Rodion Amirov continued his trail-blazing season with a goal in each of his first three international appearances. Nobody has done that before for team Russia, with only Alexander Popov, Roman Lyubimov and Pavel Poryadin scoring on their first two international appearances. The Maple Leafs prospect is also far younger than those three – just one month past his 19th birthday. Who knows, maybe we just wrote the first chapter of another Red Machine legend.
Before the Karjala Cup got underway, Russia’s decision to send its U20s to the tournament sparked controversy. Yet, Igor Larionov’s juniors proved more than capable of doing the job, winning all three games to lift the trophy. Thursday’s first period against Finland – three unanswered goals in the host’s net – set the tone. The teenagers showed great character to score a late goal on Sweden, forcing a shoot-out that was decided by Yaroslav Askarov’s solid goaltending and Vasily Podkolzin’s skillful winner. Then, in a winner-takes-all showdown against the Czechs, Askarov got his first international shut-out in a 3-0 win.

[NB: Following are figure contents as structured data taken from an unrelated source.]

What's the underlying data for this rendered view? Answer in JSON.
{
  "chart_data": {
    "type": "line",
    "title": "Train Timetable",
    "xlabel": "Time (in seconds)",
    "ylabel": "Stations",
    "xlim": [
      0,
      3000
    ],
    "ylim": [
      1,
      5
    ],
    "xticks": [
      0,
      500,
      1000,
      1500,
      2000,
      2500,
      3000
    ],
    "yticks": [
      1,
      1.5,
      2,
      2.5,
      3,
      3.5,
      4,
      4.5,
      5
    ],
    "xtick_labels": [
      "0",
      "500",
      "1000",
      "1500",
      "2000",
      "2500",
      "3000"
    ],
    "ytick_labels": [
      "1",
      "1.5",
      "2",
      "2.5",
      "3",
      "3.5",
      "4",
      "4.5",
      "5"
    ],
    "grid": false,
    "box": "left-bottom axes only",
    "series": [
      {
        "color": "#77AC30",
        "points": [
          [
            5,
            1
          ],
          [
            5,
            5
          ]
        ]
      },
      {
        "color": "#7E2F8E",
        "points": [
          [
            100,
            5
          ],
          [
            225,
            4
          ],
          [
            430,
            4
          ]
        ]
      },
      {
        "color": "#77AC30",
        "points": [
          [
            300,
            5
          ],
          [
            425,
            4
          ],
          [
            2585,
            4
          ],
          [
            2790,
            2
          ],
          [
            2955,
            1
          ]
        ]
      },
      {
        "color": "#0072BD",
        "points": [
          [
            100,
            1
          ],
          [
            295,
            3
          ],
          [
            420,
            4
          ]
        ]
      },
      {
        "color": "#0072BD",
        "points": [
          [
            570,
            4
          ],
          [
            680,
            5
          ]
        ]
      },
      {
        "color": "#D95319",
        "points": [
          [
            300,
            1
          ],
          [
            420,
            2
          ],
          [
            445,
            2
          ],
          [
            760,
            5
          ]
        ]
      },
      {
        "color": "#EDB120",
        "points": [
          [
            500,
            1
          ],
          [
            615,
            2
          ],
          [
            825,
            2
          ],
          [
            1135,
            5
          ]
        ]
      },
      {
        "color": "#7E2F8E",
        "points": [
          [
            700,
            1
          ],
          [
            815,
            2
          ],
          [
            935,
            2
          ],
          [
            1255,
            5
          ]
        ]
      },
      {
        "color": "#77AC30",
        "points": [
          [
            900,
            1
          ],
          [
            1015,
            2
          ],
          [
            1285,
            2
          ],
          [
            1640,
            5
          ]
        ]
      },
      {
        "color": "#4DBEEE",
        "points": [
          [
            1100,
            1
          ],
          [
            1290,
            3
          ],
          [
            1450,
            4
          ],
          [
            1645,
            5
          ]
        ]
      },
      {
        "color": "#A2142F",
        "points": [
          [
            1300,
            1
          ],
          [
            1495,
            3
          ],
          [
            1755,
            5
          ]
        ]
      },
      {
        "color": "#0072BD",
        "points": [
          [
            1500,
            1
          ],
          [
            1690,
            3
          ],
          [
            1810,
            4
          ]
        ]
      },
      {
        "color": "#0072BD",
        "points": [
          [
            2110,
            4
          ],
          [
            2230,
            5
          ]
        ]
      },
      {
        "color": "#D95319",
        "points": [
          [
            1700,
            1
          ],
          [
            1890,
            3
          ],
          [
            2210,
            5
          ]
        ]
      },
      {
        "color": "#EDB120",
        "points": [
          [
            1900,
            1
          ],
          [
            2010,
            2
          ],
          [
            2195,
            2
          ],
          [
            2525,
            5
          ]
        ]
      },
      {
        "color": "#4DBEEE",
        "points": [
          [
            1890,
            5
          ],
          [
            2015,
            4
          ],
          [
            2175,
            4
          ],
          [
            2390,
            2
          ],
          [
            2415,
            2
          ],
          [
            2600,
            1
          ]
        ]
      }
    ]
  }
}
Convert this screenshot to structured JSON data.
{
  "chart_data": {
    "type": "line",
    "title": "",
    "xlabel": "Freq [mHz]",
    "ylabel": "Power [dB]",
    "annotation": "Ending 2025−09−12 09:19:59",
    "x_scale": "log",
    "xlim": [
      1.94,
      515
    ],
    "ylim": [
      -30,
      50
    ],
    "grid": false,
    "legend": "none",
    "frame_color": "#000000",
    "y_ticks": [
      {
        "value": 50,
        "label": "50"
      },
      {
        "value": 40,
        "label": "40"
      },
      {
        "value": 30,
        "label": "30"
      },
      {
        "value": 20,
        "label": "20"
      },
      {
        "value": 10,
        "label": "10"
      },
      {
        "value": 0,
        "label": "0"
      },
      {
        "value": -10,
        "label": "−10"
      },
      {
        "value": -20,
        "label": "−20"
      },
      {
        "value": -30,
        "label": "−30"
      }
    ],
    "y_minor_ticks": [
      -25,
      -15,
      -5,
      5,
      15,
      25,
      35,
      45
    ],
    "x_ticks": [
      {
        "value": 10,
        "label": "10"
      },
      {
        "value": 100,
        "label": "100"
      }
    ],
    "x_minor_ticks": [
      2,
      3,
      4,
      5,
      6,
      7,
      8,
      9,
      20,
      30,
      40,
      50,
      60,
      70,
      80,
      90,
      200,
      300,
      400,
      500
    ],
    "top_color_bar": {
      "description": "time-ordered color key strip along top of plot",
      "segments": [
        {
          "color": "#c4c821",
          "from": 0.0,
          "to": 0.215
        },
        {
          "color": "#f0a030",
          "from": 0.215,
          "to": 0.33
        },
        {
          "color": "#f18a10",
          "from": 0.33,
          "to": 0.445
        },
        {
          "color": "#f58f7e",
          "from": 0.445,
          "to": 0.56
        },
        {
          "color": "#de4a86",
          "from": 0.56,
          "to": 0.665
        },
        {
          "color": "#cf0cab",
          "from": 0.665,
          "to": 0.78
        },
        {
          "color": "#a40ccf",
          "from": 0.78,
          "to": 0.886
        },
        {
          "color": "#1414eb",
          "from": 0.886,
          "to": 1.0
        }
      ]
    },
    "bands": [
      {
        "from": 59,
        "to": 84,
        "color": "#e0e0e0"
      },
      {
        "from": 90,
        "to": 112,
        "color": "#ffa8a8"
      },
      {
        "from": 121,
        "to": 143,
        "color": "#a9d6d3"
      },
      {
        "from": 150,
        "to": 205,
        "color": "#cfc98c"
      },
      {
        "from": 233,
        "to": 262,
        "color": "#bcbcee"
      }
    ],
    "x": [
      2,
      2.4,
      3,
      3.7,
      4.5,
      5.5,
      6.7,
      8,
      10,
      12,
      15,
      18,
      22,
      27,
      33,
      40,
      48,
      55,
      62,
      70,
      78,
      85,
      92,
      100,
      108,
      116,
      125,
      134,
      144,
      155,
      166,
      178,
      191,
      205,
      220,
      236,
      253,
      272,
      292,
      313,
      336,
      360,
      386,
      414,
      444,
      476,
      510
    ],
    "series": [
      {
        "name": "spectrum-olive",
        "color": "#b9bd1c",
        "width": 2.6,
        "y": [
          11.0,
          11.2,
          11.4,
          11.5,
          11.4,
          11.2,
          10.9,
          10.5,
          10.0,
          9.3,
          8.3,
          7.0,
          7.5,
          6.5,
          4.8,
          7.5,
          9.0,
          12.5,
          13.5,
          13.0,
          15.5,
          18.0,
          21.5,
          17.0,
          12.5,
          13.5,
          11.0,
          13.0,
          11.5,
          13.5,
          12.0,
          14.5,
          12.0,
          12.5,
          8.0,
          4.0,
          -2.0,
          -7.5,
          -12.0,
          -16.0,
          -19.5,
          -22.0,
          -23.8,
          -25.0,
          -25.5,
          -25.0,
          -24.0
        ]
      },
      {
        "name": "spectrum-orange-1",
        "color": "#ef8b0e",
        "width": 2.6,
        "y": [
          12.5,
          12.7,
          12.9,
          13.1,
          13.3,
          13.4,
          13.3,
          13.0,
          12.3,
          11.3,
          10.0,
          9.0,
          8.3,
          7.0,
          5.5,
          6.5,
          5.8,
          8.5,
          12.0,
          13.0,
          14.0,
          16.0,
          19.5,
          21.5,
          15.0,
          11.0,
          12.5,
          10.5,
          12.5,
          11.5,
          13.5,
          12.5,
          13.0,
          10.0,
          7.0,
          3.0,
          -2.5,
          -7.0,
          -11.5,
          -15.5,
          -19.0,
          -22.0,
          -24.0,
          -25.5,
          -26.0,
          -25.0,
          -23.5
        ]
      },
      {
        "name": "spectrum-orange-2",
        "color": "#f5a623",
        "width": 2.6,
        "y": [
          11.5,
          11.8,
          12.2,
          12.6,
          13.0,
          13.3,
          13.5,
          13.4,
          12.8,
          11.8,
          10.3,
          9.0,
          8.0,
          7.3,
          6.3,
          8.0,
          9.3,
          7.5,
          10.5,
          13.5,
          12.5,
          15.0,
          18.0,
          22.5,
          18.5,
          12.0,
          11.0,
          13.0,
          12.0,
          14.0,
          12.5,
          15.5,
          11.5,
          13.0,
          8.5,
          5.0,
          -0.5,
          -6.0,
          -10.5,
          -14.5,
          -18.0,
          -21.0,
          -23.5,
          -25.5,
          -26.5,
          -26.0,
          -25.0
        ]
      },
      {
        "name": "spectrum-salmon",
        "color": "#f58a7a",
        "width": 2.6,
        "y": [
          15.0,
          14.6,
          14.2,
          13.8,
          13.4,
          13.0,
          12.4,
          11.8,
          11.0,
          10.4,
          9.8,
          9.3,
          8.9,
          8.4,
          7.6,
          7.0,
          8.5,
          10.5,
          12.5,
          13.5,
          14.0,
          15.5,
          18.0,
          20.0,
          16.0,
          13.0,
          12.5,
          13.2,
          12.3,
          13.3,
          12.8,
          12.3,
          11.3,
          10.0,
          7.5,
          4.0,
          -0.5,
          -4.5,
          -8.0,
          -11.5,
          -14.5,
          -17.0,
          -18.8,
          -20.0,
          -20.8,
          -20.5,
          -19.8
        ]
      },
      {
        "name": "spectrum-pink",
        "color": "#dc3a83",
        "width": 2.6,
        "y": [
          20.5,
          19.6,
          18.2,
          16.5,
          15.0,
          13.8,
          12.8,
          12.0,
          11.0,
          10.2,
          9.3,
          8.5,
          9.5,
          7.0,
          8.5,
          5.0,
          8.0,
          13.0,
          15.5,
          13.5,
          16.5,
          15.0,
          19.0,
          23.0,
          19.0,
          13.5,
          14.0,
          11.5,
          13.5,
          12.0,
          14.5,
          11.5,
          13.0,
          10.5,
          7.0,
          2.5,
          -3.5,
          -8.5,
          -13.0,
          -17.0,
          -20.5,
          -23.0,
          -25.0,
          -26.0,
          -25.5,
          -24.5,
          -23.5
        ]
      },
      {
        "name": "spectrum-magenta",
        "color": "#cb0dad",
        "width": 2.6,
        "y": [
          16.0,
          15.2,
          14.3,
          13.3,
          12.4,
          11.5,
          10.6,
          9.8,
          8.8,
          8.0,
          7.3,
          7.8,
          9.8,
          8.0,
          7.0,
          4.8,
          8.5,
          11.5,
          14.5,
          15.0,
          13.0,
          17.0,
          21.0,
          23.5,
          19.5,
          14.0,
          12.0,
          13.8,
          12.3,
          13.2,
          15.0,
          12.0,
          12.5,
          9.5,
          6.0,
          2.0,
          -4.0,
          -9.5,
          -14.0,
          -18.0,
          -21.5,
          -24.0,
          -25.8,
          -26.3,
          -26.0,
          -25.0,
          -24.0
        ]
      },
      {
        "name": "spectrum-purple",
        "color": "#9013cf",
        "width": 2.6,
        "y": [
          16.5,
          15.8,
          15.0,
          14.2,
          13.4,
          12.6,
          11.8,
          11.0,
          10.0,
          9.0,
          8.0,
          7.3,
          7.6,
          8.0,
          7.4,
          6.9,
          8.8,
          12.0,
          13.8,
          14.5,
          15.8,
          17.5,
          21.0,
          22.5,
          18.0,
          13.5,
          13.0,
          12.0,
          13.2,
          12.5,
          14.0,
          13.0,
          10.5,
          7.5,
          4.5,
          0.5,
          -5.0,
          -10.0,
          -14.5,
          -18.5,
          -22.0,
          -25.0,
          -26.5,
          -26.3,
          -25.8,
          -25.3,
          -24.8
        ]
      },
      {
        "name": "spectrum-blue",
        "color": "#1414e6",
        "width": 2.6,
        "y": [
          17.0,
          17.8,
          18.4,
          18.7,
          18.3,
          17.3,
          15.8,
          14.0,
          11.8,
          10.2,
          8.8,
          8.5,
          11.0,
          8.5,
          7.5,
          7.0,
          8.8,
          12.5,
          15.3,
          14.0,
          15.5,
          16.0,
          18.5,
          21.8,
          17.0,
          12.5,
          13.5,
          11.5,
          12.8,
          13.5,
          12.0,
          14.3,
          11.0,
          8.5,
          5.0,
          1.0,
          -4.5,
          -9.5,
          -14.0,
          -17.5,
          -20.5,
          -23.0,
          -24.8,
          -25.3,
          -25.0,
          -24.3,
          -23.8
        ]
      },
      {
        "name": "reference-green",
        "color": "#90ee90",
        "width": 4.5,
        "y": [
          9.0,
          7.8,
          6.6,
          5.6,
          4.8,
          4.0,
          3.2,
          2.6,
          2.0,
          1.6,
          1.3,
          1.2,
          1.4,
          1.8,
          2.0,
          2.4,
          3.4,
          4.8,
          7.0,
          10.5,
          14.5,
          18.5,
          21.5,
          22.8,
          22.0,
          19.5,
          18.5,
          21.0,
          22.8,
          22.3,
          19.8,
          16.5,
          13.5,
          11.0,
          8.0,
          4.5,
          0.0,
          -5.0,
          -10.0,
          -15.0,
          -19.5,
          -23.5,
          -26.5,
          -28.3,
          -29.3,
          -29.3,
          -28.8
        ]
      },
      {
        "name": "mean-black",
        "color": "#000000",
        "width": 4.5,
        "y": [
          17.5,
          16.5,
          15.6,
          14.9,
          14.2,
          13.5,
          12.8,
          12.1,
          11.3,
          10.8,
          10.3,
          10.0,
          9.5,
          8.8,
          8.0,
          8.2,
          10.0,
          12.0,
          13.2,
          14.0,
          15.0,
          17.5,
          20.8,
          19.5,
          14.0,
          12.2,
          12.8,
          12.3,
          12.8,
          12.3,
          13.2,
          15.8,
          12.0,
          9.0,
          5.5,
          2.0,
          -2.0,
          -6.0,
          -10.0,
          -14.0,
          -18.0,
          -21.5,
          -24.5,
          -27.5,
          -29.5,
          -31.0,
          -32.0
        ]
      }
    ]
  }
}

The success of Russia’s juniors on the international stage is not such a surprise when you look at the impact young players have made in this season’s KHL. Although barely a third of the regular season is done, the 2020/2021 campaign has already seen 91 U20 players – more than any other season – get game time in the league. The previous best was set back in 2009/2010. The youngsters are also on track to score more goals than before – the current record is 103, this season’s tally is 42 and counting – and could easily make more appearance (434 games up to now, against a record of 1,714). Not surprisingly, the average age of players in KHL is lower than ever, dropping below 27 years for the first time. And 163 players have made their debuts so far this season, against a record of 215 in the 2013/2014 season when two new clubs came into the league.